Investigating the Surface Evolution of Bennu and Rubble Pile Asteroids through Mass Movements and Seismic Shaking

Abstract

Observations of near-Earth asteroid Bennu have revealed a dynamic surface composed of unconsolidated material. The OSIRIS-REx (Origins, Spectral Interpretation, Resource Identification, and Security–Regolith Explorer) mission found numerous locations exhibiting evidence of mass movements of surface material, which are major factors in the surface evolution of a small near-Earth asteroid, and can be triggered by seismic events, which in turn can be induced via impact events. In the Chapters 2 and 3 of this thesis, I selected two mass movement sites on Bennu to conduct a detailed survey of the surface boulder arrangement and geomorphology. One site is located in the northern hemisphere (Chapter 2), while the other is in the southern hemisphere within the Bralgah crater, where high resolution imagery exists to allow mapping at a smaller size regime (Chapter 3). My boulder surveys at these two sites reveal a preferential boulder orientation indicative of strong Coriolis force influences. This is supported by further global mapping of mass movement sites (Chapter 4), where the boulder orientation preferences persist in a pattern consistent with a model of mass movements influenced by the Coriolis force. This has significant implications for surface evolution on similar fast rotating small bodies. The surveys also provided context for creating dynamical simulations, using the discrete-element N-body code PKDGRAV, of mass movement events at these sites initiated by seismic shaking. For each of the initial two sites, dynamical simulations demonstrated that the seismic shakings can produce the morphologies observed in the spacecraft data.
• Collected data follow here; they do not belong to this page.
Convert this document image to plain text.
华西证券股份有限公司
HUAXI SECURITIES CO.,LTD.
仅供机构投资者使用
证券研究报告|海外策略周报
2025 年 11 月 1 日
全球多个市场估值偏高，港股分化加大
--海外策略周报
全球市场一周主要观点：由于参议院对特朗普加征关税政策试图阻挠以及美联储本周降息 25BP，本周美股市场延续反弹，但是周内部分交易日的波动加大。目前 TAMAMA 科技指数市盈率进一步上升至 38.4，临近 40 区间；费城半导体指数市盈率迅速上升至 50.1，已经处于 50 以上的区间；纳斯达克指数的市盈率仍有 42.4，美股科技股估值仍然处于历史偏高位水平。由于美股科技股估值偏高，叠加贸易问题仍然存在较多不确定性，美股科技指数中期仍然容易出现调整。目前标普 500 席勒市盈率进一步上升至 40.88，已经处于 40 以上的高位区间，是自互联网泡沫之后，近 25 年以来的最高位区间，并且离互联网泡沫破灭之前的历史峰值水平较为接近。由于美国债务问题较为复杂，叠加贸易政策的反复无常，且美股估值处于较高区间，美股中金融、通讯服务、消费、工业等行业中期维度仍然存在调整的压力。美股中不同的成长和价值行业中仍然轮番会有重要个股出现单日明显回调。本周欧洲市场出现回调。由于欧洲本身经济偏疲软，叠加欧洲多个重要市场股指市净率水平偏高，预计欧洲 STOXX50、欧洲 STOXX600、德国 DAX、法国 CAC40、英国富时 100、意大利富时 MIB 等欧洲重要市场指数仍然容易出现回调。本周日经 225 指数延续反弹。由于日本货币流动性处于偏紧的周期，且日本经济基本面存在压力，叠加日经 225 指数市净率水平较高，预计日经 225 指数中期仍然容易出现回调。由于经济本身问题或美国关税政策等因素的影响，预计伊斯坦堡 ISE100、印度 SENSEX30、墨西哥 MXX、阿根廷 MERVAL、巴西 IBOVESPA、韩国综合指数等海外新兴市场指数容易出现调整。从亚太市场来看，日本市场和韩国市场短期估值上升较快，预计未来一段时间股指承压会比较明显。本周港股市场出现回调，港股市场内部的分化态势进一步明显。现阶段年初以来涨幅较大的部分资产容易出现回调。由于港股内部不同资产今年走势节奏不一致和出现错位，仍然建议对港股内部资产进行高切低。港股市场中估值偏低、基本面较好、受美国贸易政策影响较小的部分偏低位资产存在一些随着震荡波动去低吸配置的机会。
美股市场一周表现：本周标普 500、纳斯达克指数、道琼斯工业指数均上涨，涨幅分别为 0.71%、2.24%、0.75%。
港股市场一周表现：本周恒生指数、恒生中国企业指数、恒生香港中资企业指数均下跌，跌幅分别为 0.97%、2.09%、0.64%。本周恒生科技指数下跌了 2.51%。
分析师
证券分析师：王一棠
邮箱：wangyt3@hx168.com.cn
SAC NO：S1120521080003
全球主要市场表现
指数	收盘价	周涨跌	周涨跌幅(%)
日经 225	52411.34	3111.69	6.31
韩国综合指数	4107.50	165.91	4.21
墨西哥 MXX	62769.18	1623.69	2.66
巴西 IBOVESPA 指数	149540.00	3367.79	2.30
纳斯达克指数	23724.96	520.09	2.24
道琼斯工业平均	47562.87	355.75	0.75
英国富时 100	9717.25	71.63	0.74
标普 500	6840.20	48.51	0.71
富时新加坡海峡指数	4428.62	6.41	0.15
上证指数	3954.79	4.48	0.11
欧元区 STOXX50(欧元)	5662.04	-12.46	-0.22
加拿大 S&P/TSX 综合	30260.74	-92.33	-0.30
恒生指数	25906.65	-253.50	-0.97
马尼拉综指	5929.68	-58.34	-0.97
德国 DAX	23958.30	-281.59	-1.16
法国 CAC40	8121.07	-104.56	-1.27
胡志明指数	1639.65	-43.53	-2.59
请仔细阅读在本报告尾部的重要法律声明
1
These include similar mass flux, and at the Bralgah crater site, a flow “wake” feature downhill of a large central boulder. Through the simulations, I also found that material transport is not directly related to the shaking intensity, but instead can be maximized by dominant shaking frequencies. In addition, I relate the shaking parameters I utilized in the simulations to impact events expected on Bennu within its near-Earth lifetime, showing that mass movement could be impact induced. I also show that the distribution of observed mass movement sites is not random against impact craters on Bennu of certain sizes, indicating a connection between the two processes.